Fall Cleanup, October 2011

Blair Crew Team NWB Cleanup, October 22

Twelve members of the Blair Crew Team and three parent leaders attacked the slopes and ravines along the Northwest Branch just inside the Montgomery County border with Prince Georges County. They overlapped a little the area of last spring's cleanup by members of the Nature Conservancy and scoured the bottom of the ravine from which St. Camillus Church youth pulled so much junk last spring when they worked closer to the top. Concentrating a lot of effort and rowing muscle power, the crew amassed what leader Pete Murtha described as: "24 bags of trash, and probably an equivalent amount of debris including fire extinguishers, electronic waste, bikes, a trampoline?!, enough auto parts to manufacture a car and keep it in spare tires for 400,000 miles as well as 'the kitchen sink' " (really!).

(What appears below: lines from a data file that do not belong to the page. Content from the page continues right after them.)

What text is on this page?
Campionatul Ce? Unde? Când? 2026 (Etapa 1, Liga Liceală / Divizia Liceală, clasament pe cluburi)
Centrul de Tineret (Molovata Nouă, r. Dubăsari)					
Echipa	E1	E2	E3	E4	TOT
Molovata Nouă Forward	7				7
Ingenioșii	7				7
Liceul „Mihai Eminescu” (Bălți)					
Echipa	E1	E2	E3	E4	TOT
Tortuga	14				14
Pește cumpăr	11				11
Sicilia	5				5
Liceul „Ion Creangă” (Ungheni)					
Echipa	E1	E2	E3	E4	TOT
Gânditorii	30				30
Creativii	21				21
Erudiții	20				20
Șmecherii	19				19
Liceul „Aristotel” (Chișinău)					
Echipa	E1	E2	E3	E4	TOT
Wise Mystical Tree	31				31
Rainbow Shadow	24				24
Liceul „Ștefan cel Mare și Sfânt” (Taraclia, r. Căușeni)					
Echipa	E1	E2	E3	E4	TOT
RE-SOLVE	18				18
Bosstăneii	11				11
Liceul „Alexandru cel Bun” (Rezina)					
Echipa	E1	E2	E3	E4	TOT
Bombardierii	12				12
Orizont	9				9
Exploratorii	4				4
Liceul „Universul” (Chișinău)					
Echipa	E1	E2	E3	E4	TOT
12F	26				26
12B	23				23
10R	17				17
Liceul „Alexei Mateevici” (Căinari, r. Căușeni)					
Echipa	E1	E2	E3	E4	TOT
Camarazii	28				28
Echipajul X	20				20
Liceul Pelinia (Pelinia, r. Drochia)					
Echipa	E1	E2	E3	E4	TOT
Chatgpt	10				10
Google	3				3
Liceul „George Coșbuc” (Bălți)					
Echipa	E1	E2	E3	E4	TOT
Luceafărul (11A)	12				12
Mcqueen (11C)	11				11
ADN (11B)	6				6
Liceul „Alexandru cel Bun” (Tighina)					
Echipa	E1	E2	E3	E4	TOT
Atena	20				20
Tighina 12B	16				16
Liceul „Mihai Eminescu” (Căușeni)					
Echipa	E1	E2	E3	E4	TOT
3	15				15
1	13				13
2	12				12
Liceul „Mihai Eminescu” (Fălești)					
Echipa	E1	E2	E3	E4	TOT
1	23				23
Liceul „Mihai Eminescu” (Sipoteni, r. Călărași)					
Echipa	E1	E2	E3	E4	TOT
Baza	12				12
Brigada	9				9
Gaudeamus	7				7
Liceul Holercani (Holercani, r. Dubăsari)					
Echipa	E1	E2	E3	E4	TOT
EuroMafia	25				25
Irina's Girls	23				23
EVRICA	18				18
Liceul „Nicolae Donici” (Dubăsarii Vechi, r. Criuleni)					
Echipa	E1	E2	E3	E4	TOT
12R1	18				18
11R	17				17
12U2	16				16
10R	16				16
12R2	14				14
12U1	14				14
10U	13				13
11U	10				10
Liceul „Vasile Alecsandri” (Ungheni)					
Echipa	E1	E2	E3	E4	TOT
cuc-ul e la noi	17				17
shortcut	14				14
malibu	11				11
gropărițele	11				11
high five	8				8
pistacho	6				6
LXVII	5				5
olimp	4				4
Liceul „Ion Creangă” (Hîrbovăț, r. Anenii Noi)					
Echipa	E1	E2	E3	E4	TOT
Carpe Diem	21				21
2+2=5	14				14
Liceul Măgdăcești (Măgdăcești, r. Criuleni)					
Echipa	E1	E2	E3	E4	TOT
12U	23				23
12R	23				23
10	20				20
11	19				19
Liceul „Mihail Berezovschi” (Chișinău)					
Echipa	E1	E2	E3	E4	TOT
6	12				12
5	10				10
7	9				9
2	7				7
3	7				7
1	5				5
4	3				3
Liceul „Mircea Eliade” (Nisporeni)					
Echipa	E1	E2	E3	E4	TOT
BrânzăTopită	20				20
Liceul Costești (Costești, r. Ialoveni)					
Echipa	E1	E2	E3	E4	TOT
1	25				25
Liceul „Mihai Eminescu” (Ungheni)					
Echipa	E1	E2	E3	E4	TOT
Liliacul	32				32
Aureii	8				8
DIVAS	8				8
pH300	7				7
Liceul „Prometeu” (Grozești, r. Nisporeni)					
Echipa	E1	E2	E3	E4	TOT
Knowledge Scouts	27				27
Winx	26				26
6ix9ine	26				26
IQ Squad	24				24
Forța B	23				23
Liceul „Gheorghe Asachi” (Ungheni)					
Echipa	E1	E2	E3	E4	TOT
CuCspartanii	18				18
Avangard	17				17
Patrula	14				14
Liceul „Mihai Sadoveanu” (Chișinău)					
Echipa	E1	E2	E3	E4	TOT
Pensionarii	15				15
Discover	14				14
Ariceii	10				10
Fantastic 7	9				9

A mighty thanks to the Blair Crew Team and the parent leaders for an excellent job! And thanks to Board member John Fay for launching the team with gloves, bags, permissions, and safety advisory.

The deep ravine emptying to the Northwest Branch
begins to give up its multi-year accumulation of junk.

---Photo by Xiaorong

The crew team shows off some of what they found. Is that the kitchen sink on the right?
But not to worry, all the junk was moved off the trail
and bundled as much as possible for pickup.

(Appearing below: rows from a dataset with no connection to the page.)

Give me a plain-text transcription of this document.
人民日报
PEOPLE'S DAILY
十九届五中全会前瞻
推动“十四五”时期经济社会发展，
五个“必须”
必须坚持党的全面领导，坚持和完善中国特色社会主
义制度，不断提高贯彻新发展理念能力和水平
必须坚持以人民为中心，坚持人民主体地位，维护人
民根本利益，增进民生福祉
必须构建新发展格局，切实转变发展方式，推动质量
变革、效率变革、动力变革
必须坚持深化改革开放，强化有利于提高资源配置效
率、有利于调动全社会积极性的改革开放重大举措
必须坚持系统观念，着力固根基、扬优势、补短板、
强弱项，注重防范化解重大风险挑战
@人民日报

---Photo by Pete Murtha, leader

These young men and women and their parent leaders (not pictured) detrashed
about 600 yards of the stream's edge and immediately adjacent grounds on both sides
of the NWB trail from the Piney Branch bridge upstream, and including the two small
tributaries coming into the Northwest Branch. As leader Pete Murtha reports,
"once we got maybe 100 yards down the trail, our task changed considerably from mainly
removing discarded junk and litter to picking up debris moved downstream by high water."
Because the team rows on the Anacostia River, team members are especially sensitive to debris in, and moved by, the water.